Excerpt: 'A Thousand Splendid Suns'

Khaled Hosseini, author of 'The Kite Runner,' has a new book.

ByABC News via GMA logo
May 21, 2007, 4:38 PM

May 22, 2007 — -- Khaled Hosseini became an international sensation with his first novel, "The Kite Runner."

Now, the Afghan-American novelist has a new book that promises to be as moving as his first. Another tale of Afghanistan in turmoil, "A Thousand Splendid Suns," covers three decades of civil war and Taliban tyranny from the perspective of two women, Mariam and Laila.

With lyrical writing that paints a portrait in readers' minds, Hosseini weaves a tale destined to be as popular as "The Kite Runner."

Here's an excerpt from "A Thousand Splendid Suns."

Mariam was five years old the first time she heard the word harami.

It happened on a Thursday. It must have, because Mariam remembered that she had been restless and preoccupied that day, the way she was only on Thursdays, the day when Jalil visited her at the kolba. To pass the time until the moment that she would see him at last, crossing the knee-high grass in the clearing and waving, Mariam had climbed a chair and taken down her mother's Chinese tea set. The tea set was the sole relic that Mariam's mother, Nana, had of her own mother, who had died when Nana was two. Nana cherished each blue-and-white porcelain piece, the graceful curve of the pot's spout, the hand-painted finches and chrysanthemums, the dragon on the sugar bowl, meant to ward off evil.

It was this last piece that slipped from Mariam's fingers, that fell to the wooden floorboards of the kolba and shattered.

When Nana saw the bowl, her face flushed red and her upper lip shivered, and her eyes, both the lazy one and the good, settled on Mariam in a flat, unblinking way. Nana looked so mad that Mariam feared the jinn would enter her mother's body again. But the jinn didn't come, not that time. Instead, Nana grabbed Mariam by the wrists, pulled her close, and, through gritted teeth, said, "You are a clumsy little harami. This is my reward for everything I've endured. An heirloom-breaking, clumsy little harami."

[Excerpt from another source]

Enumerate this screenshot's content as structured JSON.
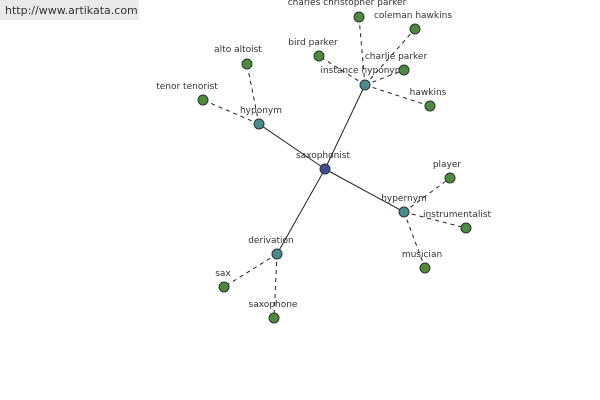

At the time, Mariam did not understand. She did not know what this word harami—bastard—meant. Nor was she old enough to appreciate the injustice, to see that it is the creators of the harami who are culpable, not the harami, whose only sin is being born. Mariam did surmise, by the way Nana said the word, that it was an ugly, loathsome thing to be a harami, like an insect, like the scurrying cockroaches Nana was always cursing and sweeping out of the kolba.